UNITED NATIONS (AP) — The U.N. humanitarian chief warned Tuesday that a “humanitarian catastrophe” is unfolding in Yemen, exacerbated by increasing restrictions on efforts to respond to the staggering needs of millions of people including the diversion of a U.N. aid ship by Saudi-led coalition forces.
Stephen O’Brien painted a grim picture of the war-ravaged country: more than 35,000 casualties since March 2015 including over 6,000 deaths; at least 7.6 million people “severely food insecure;” more than 3.4 million children now out of school; and nearly 600 health facilities and over 1,170 schools unfit for use because of the conflict.
O’Brien’s briefing to the U.N. Security Council, requested by Russia, was the first focusing on the humanitarian crisis sparked by the country’s civil war.
He said the Houthis and their allies are inconsistent in allowing access to areas they control, noting that over the past week some U.N. agencies were given approvals but others were denied for missions to Ibb, Taiz and Saada. He said aid deliveries are continuing in areas where Al Qaida in the Arabian Peninsula is present, but movement “is extremely challenging and dangerous.” He said access to northern governorates, where needs are among the most severe, is challenging because of coalition airstrikes and fighting, especially along the Saudi border.

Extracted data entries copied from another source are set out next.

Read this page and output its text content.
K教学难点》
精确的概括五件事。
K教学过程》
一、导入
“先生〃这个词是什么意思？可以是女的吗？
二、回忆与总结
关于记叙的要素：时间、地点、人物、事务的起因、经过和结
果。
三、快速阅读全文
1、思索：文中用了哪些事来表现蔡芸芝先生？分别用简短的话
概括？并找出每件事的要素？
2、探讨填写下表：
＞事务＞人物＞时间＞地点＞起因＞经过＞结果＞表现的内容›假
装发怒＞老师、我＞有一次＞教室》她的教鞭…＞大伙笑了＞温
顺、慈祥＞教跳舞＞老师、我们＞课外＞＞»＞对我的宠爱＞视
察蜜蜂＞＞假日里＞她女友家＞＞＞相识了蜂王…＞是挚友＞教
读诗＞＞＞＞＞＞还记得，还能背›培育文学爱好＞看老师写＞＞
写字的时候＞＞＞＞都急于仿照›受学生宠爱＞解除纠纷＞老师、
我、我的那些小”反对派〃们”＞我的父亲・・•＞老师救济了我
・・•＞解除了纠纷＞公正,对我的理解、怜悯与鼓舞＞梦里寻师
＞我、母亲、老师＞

O’Brien said recent communications from Saudi Arabia on the safety of humanitarian workers in Houthi-controlled areas have “impacted the humanitarian community’s planning, causing delays to important missions over the past two weeks.”

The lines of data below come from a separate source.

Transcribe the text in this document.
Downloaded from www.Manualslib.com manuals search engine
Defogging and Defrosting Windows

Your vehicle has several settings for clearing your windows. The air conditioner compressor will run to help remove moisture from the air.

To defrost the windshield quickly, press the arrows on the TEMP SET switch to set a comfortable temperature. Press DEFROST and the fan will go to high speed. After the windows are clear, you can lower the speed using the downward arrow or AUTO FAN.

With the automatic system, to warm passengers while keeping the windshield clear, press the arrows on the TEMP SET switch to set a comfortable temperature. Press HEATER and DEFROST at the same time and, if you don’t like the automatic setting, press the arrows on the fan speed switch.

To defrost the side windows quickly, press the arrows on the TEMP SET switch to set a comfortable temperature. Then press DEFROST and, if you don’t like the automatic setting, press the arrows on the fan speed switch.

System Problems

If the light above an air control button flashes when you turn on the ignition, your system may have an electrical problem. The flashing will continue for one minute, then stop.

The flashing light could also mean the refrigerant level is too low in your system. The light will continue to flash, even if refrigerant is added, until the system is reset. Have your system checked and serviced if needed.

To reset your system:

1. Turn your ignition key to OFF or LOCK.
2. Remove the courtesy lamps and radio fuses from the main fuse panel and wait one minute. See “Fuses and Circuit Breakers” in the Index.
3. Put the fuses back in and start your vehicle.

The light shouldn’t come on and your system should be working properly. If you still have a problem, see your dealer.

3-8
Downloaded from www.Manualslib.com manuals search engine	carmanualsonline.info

This follows Saudi Arabia’s denial of entry to the U.N. regional humanitarian coordinator on Jan. 17, and the diversion of a ship chartered by the U.N. World Food Program to bring humanitarian supplies from Djibouti to the Yemen port of Hodeidah to the Saudi port of Jizan on Feb. 11 by coalition forces.
A Saudi note dated Feb. 5 and obtained by The Associated Press advised international organizations and aid agencies “to move any offices and staff they may have in regions where the Houthi militia and their supporters are active and in areas where there are military operations.”
O’Brien responded on Feb. 7 that the humanitarian community was delivering life-saving assistance and would continue to do so across Yemen, “impartially and on the basis of need.”
The Saudis responded the following day saying the coalition’s request “is consistent with its obligations under international humanitarian law and, in no way, can be misinterpreted to indicate any hindrance to humanitarian access and the delivery of humanitarian assistance in Yemen.”
Philippe Bolopion, deputy director for global advocacy at Human Rights Watch, said the Saudi warning, “given the coalition’s track record of violations of the laws of war,” could be constructed as a threat to humanitarian workers in Houthi areas.
“Coalition members should be under no illusion that this warning absolves them of their obligation to distinguish between civilian and military objects, and to protect humanitarian personnel and facilities from attack,” he said.
O’Brien urged the Security Council to demand that all combatants facilitate unconditional humanitarian access to all parts of Yemen and to take greater measures to protect civilians.
He also urged donors to urgently support an appeal to be launched in two days for $1.8 billion for critical needs in Yemen.
The Security Council urged donors to be generous and urged all parties to fulfill their obligations under international humanitarian law, facilitate the delivery of humanitarian aid and commercial goods including fuel for civilian purpose to all parts of Yemen, and “ensure rapid, safe and unhindered humanitarian access.”